When last I looked, the United States had become home to umpteen million Russian emigres, a good number of them geekish enough to get the implications of "reset." I'm waiting to hear why it wasn't possible to have just one of them spell-check a well-intended gesture like this. I'm also wondering why the right word, perezagruzka, couldn't have been in Cyrillic.

It is this sort of utter bone-headedness that keeps the Ugly American stereotype alive. Clinton should abandon her chief of protocol, whose first name is presumably Bubba or Sally Mae, at a European airport and make him/her bum a ride home.

(Exit left, shaking banged head)

Friday, March 06, 2009

The Dark Side of Fifties comics redux

I'm not talking about the avowedly dark ones, either, but the allegedly G-rated Disney comics. Nor am I talking about the fact that most of the male characters went around without pants, which probably had a lot to do with how this twig got bent.

What I recall was how, in his character of resilient but hapless loser, Donald Duck was generally out of work. I recall this because, yet again, I find myself wondering about all these people who apparently have never been laid off or had to worry about being laid off.

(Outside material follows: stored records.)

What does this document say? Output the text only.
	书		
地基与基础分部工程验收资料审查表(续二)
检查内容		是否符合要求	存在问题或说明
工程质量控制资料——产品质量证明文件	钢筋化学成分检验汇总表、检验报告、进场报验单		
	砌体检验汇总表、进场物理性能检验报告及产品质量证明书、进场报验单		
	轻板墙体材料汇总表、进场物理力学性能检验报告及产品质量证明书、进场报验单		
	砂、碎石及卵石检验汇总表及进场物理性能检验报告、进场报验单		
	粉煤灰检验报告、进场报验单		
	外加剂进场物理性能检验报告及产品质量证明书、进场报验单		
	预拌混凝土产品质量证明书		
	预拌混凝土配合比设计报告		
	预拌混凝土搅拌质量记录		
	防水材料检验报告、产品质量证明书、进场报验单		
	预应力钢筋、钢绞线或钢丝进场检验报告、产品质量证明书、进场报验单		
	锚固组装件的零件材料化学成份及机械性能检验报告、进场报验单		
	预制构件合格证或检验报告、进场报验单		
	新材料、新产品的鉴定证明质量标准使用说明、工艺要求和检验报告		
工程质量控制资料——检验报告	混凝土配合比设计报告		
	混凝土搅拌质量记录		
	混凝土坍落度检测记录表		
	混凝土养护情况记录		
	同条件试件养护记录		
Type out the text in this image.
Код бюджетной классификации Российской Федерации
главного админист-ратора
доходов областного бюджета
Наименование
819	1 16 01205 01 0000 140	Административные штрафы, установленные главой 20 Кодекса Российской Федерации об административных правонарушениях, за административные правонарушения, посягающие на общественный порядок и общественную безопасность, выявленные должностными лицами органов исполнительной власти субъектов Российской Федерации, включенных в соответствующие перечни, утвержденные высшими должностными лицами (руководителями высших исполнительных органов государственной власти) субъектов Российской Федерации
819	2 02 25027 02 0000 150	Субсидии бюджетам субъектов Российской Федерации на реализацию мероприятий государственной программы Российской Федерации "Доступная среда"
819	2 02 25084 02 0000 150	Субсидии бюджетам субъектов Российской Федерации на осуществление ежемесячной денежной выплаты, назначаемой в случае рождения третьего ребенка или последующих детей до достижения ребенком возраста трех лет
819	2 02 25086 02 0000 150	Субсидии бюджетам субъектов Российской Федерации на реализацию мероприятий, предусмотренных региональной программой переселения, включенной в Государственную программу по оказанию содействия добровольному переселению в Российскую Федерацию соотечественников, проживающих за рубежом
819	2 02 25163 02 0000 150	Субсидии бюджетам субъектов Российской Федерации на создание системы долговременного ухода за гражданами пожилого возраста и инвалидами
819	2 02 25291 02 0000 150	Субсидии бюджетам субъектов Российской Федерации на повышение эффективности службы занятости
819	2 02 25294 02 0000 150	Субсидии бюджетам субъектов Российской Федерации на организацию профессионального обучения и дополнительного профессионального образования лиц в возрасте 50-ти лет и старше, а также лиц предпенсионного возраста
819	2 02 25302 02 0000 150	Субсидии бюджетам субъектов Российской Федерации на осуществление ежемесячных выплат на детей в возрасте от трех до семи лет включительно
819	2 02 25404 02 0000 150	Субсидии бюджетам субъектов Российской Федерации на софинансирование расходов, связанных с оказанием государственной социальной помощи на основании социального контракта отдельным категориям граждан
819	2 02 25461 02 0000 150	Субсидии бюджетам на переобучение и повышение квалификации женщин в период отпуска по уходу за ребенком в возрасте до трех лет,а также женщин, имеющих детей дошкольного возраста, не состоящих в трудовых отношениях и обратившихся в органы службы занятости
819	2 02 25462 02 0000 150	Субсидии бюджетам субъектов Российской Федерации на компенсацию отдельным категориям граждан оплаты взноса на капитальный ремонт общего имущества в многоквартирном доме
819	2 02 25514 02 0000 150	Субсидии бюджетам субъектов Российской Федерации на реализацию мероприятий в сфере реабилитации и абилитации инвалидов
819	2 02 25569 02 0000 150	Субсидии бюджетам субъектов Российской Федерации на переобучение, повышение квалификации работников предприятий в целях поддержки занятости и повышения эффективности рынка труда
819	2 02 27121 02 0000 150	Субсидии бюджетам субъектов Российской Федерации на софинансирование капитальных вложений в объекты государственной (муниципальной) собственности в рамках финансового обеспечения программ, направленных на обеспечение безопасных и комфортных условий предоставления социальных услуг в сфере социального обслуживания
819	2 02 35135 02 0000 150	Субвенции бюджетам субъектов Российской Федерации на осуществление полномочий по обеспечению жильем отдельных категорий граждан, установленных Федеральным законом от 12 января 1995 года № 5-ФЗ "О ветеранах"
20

I've been out of work as much as Donald Duck, and so have a good many other people, and I wonder how the fuck these people missed being run over by this bus. They don't carry it well, I've been noticing: very poor form. They didn't have the possibility in mind, evidently, because they're mostly arse over teakettle in debt. And they whine...oh, how they whine!

One question I have is whether any of these nouveau jobless will learn anything from the experience. I think not. They managed to avoid learning anything about the chances of life vicariously, and I don't see them taking away constructive lessons from the direct experience.

On the whole, I prefer Duckville.

Thursday, March 05, 2009

Another sign of hard times

Boston's Mayor Menino is going to lay off the police horses? As if the firefighter's union wasn't giving him enough shit!

Monday, March 02, 2009

Moment of Gestalt

The common riff about people my age is how it was always five miles uphill both ways to school.

It's been growing on me, all this past winter in my present job, this accident of topography: it really is uphill both ways.

But, it isn't five miles. I'll work on that.